Three transformations of a single number, each undone differently: absolute value strips the sign, the opposite flips it across zero, and the reciprocal turns it upside down. Knowing which is which is the heart of signed arithmetic.

Absolute value: distance, never negative

The absolute value of a number, written |x|, is its distance from 0 on the number line — and distance is never negative. So |3| = 3 and |−3| = 3, because both 3 and −3 are three steps from zero. The operation simply throws away the sign: |x| = x when x ≥ 0, and |x| = −x when x < 0 (and yes, −x is positive when x is negative).

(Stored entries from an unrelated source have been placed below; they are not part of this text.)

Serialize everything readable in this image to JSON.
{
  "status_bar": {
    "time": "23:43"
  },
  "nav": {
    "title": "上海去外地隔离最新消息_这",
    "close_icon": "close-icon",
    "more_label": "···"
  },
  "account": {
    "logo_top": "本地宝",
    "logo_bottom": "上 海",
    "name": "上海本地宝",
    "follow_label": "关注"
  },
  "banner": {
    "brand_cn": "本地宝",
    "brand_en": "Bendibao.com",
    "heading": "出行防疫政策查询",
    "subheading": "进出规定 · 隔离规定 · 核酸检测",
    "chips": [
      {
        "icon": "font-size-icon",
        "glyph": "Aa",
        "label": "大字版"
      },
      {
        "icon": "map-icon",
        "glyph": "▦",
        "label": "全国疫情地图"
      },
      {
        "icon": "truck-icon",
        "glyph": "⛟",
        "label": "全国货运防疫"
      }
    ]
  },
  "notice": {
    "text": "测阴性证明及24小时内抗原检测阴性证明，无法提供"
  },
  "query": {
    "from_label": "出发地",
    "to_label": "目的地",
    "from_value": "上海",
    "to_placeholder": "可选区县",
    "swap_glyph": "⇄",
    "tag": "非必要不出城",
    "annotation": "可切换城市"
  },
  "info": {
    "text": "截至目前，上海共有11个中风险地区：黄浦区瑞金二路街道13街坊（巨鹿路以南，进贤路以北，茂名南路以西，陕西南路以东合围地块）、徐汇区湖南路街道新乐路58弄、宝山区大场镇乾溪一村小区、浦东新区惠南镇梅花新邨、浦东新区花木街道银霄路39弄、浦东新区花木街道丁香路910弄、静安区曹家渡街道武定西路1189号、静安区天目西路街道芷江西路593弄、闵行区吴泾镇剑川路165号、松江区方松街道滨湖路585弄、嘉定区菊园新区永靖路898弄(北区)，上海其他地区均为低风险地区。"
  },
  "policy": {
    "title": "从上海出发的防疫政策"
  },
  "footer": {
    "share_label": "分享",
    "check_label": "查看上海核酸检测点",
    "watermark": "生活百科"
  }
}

Opposite vs. reciprocal: two different undos

Two numbers can “cancel” each other in two completely different senses, and beginners mix them up constantly. The opposite of x is its additive inverse −x: it cancels under addition, because x + (−x) = 0. The reciprocal of x is its multiplicative inverse 1/x: it cancels under multiplication, because x · (1/x) = 1. The opposite of 5 is −5; the reciprocal of 5 is 1/5. They are not the same thing.

         number x   opposite −x   reciprocal 1/x
         ────────   ───────────   ──────────────
              5         −5            1/5
             −4          4           −1/4
            2/3        −2/3           3/2   (flip it!)
              0          0           undefined (no 1/0)

Checks:
   5 + (−5) = 0     ← opposites add to 0
   5 · (1/5) = 1    ← reciprocals multiply to 1
  (2/3)·(3/2) = 6/6 = 1   ✓
Opposite flips the sign; reciprocal flips the fraction. Zero has an opposite but no reciprocal.

For a fraction the reciprocal is gorgeously simple: just swap top and bottom, so the reciprocal of 2/3 is 3/2. The one outlaw is zero: 0 has an opposite (itself), but no reciprocal, because 1/0 is undefined — you cannot divide by zero. Keep that exception in your pocket; it will explain a great many “undefined” answers later in algebra.